Geçtiğimiz hafta bugün, Askerimiz ÖSO'yla birlikte Afrin merkeze girdi. Mehmetçiğimizin Afrin'de sergilediği başarı, bu seneki 18 Mart Çanakkale Zaferi kutlamalarına ayrı bir önem kattı. Birde, Yiğitlerimiz Kahraman Dedelerine layık birer evlat olduklarını gösterdiler.
Gelin hep birlikte soralım... Bu manzara karşısında, Afrin'e girilmesin diyen zat yüzün hiç kızarmadı mı? Afrin'i kapana benzeten beyefendi, senin de mi yüzün kızarmadı? 7'den 77'ye milletimiz, askerimizin başarılı olması için dua ederken, ortalıkta felaket tellalı gibi dolaşanlar, sizin de mi yüzünüz kızarmadı?
Aydın doğan denilince
Birkaç gün önce, Aydın Doğan'ın elindeki medya grubunu Demirören'e sattığı yönünde bir haber duyuldu. Satış resmiyet kazanır mı kazanmaz mı denilirken, KAP'a bildirim yapılınca durum netleşti. Bu sebeple yapılan ticaret taraflara hayırlı olsun diyorum.
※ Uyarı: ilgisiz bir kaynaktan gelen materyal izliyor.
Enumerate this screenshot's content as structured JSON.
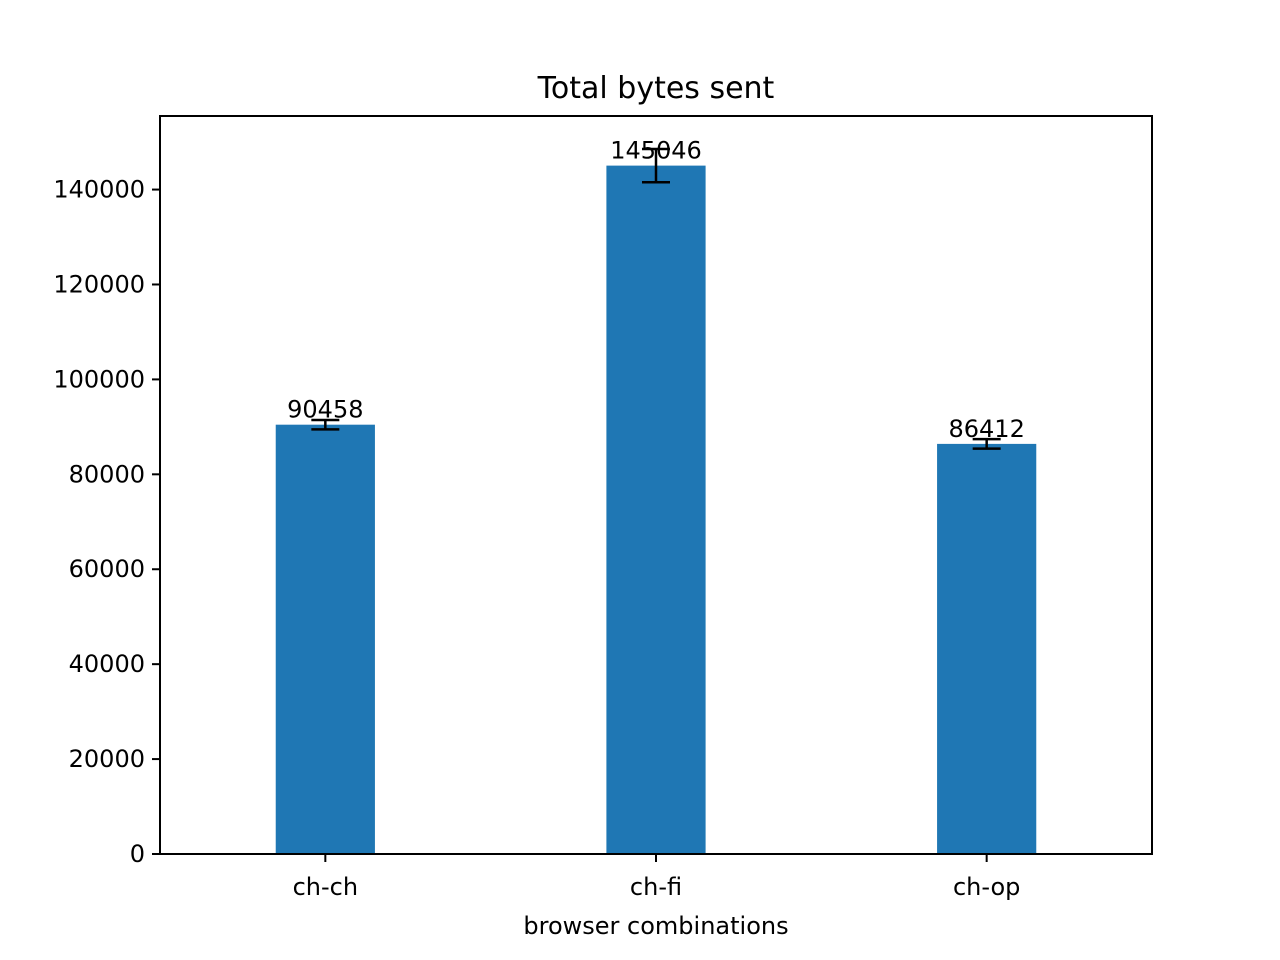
{
  "chart_data": {
    "type": "bar",
    "title": "Total bytes sent",
    "xlabel": "browser combinations",
    "ylabel": "",
    "categories": [
      "ch-ch",
      "ch-fi",
      "ch-op"
    ],
    "values": [
      90458,
      145046,
      86412
    ],
    "value_labels": [
      "90458",
      "145046",
      "86412"
    ],
    "error_bars": [
      1000,
      3500,
      1000
    ],
    "ylim": [
      0,
      155500
    ],
    "yticks": [
      0,
      20000,
      40000,
      60000,
      80000,
      100000,
      120000,
      140000
    ],
    "ytick_labels": [
      "0",
      "20000",
      "40000",
      "60000",
      "80000",
      "100000",
      "120000",
      "140000"
    ],
    "grid": false,
    "legend": "none",
    "colors": {
      "bar": "#1f77b4",
      "error_bar": "#000000",
      "axis": "#000000"
    }
  }
}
Dostlar, Aydın Doğan denilince, birçok olay hatırlanır. Mesela, kendisinin ülkenin Başbakanı'nı pijamayla karşılaması hatırlanır. Mesela, kendisinin medya üzerinden yaptığı operasyonlar hatırlanır.
Bila'ya talimat vermişti!
Ben ise kendisini bir resepsiyonda yaptığımız görüşmeyle hatırlıyorum. Şöyle kiu2026 Geçtiğimiz yıllarda bir 29 Ekim Resepsiyonu'nda davetliler arasında dolaşırken, yardımcım; Aydın Bey'in de orada olduğunu söyledi. Ben de kendisinin yanına gitmek istediğimi söyledim. Aydın Doğan'ın yanına varıp tanıştıktan sonra, kendisine Hürriyet'te yazma isteğimi ilettim. Aydın Bey, bu isteği uygun görerek, konunun organize edilmesi için, Genel Yayın Müdürü Fikret Bila'ya talimat verdi.
Mümkün değilmiş!
Normal şartlarda, bir işi patron uygun görürse o iş bitmiş demektir. Ama bizim iş öyle olmadı. Fikret Bey'in telefon mesajında belirttiğine göre, Türkiye'de ulusal basında kalem oynatan tek görme engelli yazar olan benim, Hürriyet'te yazma talebimin karşılanması mümkün değilmiş. Patron organize edin demişken bizim iş niye gerçekleşmedi, hala anlamış değilim.